— Златой дождь? — не унимался шутник. — Бык?
— Лебедь.
— Лебедь?
Толпа взвыла от разочарования. Толпа предпочла бы жеребца.
— Значит, от мужа и от Зевса, — подвел итог Алкей. — И что муж?
— Радуется, — пожал плечами гонец. — Сперва поколачивал супругу. Шлюха, мол. А теперь радуется. Сказал: если от Зевса, значит, не обидно.
— Пифию спрашивали?
— А как же! Съездили в Дельфы, пожертвовали, сколько надо… Пифия говорит: близнецы. Один от смертного, второй от бога. А который от кого — неизвестно. Жизнь, мол, покажет. Велела назвать близнецов Диоскурами[104]. Обоих, на всякий случай.
— Как Леда носит?
— Удачно. Ваша сестра так и передает: удачно.
— Небось, яйцо снесет! — завопил шутник. — Два яйца!

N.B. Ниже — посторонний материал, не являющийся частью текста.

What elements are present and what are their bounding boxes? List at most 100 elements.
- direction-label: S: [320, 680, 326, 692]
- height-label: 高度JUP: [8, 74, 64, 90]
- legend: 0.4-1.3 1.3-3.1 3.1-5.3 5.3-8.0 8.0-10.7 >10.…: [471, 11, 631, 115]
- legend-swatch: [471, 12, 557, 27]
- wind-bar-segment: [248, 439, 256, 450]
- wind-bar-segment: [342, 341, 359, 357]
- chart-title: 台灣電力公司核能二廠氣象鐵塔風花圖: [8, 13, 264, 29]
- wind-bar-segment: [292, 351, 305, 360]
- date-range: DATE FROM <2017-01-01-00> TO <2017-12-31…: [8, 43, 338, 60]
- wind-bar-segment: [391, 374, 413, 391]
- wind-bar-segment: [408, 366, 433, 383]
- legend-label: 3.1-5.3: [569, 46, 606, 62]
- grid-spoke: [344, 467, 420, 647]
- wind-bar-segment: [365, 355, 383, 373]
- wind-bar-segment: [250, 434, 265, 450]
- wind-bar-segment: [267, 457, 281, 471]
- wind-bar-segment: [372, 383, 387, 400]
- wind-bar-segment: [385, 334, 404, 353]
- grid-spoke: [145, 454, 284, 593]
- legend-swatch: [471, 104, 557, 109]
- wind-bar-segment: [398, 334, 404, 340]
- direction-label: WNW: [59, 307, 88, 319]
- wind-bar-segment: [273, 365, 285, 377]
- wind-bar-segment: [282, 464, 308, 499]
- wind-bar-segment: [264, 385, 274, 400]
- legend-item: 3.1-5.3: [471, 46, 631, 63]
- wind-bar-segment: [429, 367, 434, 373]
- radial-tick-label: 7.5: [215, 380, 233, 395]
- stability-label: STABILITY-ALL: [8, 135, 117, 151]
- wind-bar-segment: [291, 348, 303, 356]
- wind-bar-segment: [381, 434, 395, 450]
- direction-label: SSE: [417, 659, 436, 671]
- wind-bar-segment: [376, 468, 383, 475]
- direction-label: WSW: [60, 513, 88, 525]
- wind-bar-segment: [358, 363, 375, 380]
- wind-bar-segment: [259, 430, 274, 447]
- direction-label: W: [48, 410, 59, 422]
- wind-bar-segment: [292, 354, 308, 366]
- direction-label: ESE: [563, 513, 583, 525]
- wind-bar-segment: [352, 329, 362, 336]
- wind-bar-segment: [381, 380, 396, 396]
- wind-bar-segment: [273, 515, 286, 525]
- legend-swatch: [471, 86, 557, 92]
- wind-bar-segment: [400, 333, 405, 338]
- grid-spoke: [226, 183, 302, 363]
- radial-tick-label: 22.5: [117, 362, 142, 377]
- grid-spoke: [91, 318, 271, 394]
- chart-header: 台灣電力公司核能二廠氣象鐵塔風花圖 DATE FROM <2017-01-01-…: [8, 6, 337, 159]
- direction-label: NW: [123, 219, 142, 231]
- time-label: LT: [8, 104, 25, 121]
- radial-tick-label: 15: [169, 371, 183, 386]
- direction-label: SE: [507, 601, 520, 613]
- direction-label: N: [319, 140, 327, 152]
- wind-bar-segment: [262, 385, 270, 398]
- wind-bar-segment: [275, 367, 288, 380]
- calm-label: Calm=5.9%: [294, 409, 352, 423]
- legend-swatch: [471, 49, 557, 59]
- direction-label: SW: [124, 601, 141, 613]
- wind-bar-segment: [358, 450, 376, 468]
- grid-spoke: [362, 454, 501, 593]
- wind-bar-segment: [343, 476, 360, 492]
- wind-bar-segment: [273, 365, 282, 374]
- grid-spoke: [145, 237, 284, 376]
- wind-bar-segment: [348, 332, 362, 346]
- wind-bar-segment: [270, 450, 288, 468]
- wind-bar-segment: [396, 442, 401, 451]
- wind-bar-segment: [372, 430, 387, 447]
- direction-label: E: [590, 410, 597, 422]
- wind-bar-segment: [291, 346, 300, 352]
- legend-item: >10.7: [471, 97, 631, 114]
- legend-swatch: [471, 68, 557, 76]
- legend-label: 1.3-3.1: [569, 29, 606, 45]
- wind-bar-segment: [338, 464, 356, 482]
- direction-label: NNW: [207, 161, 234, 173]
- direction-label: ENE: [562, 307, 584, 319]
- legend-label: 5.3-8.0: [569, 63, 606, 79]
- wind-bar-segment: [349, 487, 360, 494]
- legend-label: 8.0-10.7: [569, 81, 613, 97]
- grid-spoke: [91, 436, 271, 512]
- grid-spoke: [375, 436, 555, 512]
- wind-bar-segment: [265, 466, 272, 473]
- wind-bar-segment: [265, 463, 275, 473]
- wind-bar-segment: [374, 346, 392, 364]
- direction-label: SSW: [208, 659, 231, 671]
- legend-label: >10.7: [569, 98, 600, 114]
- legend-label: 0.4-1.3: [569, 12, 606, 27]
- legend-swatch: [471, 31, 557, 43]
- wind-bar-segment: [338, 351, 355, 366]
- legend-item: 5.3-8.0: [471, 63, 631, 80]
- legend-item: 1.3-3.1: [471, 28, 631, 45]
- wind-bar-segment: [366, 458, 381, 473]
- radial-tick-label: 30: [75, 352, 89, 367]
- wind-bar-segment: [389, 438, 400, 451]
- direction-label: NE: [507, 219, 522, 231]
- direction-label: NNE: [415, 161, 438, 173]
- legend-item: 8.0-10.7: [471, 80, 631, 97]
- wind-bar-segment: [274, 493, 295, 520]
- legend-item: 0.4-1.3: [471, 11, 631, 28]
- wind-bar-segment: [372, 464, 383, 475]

На этот раз его не поддержали. Даже пригрозили оторвать то, что Леда якобы должна была снести. Странность заявления Персея — о правнуке, который брат прадеду — обрела смысл. Загорелись споры. Обсуждали способы различения близнецов: Зевсида от Тиндарида. Пророчили братьям грядущую судьбу — естественно, вражду до смертного одра. Семейная, мол, доля. Небось, во чреве уже грызутся. Кто-то спросонок взялся пророчить верную дружбу — дурака засмеяли. Помянули Горгофону, готовящуюся стать бабушкой — женщину властную, суровую, характером удавшуюся в мать Андромеду. Мужа, если верить сплетням, Горгофона держала в ежовых рукавицах. Даже заявила при людях, что помри этот — ничего, выйдем замуж за другого. Вон их сколько бегает… Женщины тайком вздыхали — не случалось ранее, чтобы вдовы второй раз вступали в брак. Но если Горгофона откроет им заветную дорожку…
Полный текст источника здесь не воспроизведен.